Secara khusus Sekjen DPP PKS Habib Aboe Bakar Al Habsyi berpesan agar kader PKS mengutamakan etika berpolitik dalam meraih suara.

oleh Edhie Prayitno Ige diperbarui 15 Mei 2023, 00:36 WIB
Sekretaris Jenderal DPP PKS Habib Aboe Bakar Al Habsyi. Foto: liputan6.com/edhie prayitno ige 

Liputan6.com, Semarang - Sekjen DPP PKS Habib Aboe Bakar Al Habsyi meminta agar para politisi PKS tidak memanfaatkan fasilitas negara untuk berkampanye. Pesan itu disampaikan usai menghadiri halal bihalal DPD PKS Kota Semarang, Minggu (14/5/2023)

Menurut Al Habsyi yang terpenting dari seluruh proses politik adalah etika politik. 

"Jangankan memanfaatkan gedung milik negara, menggunakan mobil dinas saja tidak boleh. Jangan sampai nanti ada rapat tim sukses, pertemuan untuk kelompok kecil saja, kemudian memanfaatkan kantor negara untuk konsolidasi dan semacamnya," kata Habib Aboe Bakar Al Habsy, Minggu (14/5/2023).

Menegakkan etika politik diyakini akan mampu meningkatkan kepercayaan masyarakat. Pada muaranya, kepercayaan itu akan dikonversi menjadi suara.

"Kami yakin dengan strategi kami yang bergerak sampai ke tingkat paling bawah yakni keluarga, target posisi 4 besar akan tercapai," kata Al Habsyi.

Al Habsyi tak mau menuding pihak lain sudah memanfaatkan milik negara untuk kepentingan politiknya. Dengan diplomatis ia menjawab bahwa publik yang bisa menilai.
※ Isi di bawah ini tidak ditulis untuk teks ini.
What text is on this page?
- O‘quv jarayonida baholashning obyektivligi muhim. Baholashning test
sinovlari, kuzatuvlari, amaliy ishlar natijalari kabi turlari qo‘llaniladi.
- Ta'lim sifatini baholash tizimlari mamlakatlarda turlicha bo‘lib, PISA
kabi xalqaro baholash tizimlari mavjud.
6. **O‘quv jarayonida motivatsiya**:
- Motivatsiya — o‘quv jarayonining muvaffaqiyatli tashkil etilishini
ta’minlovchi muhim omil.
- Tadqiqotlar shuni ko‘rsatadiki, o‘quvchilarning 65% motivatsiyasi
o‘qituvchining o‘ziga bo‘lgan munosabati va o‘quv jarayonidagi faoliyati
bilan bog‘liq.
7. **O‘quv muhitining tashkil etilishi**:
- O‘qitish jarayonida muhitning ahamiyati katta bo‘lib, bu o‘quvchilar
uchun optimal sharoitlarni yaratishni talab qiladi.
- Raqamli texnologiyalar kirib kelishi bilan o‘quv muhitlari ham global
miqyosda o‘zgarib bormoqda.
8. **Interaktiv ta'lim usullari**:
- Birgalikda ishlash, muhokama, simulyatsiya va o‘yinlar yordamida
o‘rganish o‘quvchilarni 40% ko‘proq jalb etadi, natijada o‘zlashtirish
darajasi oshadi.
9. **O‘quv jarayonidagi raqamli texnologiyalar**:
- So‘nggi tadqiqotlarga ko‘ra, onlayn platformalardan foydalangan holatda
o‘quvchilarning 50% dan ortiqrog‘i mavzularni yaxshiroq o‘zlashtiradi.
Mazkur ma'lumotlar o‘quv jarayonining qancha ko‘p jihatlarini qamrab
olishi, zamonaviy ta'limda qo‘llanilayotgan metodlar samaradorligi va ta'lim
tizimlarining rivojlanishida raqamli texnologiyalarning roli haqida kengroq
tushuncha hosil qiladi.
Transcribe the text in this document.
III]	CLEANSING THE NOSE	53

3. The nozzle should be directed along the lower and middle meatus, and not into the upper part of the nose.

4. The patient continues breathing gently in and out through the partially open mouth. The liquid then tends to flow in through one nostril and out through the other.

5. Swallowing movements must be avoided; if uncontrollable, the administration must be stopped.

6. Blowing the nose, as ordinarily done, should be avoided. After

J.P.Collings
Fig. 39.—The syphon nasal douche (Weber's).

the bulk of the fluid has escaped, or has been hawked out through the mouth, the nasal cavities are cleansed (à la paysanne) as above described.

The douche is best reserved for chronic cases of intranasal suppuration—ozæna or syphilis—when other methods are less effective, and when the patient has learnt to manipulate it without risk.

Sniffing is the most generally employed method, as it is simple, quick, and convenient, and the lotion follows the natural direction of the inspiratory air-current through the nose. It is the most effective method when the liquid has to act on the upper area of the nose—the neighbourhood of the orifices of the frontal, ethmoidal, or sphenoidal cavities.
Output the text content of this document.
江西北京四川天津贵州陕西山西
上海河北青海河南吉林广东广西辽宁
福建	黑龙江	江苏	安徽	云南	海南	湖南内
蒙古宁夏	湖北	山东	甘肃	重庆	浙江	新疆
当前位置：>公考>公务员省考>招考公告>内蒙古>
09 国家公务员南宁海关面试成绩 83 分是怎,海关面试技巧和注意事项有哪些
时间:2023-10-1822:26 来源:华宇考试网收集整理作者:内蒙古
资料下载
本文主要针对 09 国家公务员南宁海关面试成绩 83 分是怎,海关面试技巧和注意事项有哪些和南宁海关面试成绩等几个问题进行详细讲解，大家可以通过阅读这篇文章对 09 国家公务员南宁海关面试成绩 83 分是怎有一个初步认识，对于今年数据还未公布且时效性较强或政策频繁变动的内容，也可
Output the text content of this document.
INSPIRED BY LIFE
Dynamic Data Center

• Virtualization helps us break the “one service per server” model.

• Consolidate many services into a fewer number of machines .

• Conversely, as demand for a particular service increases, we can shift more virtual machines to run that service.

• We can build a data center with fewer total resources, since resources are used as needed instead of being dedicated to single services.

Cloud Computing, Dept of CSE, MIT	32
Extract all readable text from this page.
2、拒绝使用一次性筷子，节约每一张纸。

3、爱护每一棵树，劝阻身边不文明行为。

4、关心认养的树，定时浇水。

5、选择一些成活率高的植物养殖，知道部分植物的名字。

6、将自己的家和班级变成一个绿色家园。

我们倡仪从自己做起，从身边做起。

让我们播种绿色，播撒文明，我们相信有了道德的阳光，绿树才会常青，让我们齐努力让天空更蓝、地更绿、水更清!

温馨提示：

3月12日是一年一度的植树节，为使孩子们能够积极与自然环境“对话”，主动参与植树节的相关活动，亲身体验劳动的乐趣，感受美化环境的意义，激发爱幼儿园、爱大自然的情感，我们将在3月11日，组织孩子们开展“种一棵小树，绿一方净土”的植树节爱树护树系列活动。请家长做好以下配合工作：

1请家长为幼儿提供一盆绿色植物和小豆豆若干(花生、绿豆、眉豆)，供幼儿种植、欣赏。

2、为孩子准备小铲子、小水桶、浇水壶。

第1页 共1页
"Milik negara adalah yang seluruh operasional maupun perawatan dan pemanfaatannya untuk negara, dibiayai oleh publik. Baik publik pemilih yang sedang berkuasa maupun yang bukan pemilih, sama-sama bayar pajak untuk membiayainya," katanya.

Sebelumnya Presiden Jokowi mengumpulkan ketua-ketua partai politik minus Nasdem, PKS, dan Demokrat di istana negara. Istana negara adalah bangunan milik negara yang dibiayai pajak masyarakat.

Alasan Presiden Jokowi tidak mengundang partai-partai itu adalah karena mereka sudah memiliki koalisi yang berbeda dengan pemerintah. Presiden Jokowi juga merasa berhak menggunakan istana negara untuk mengumpulkan ketua partai yang dipilihnya. Alasannya sederhana, bahwa selain pejabat negara juga politisi.

Tindakan Presiden Jokowi ini menurut para pengamat politik disebut melanggar etika kenegaraan karena memanfaatkan fasilitas negara untuk kepentingan kelompok.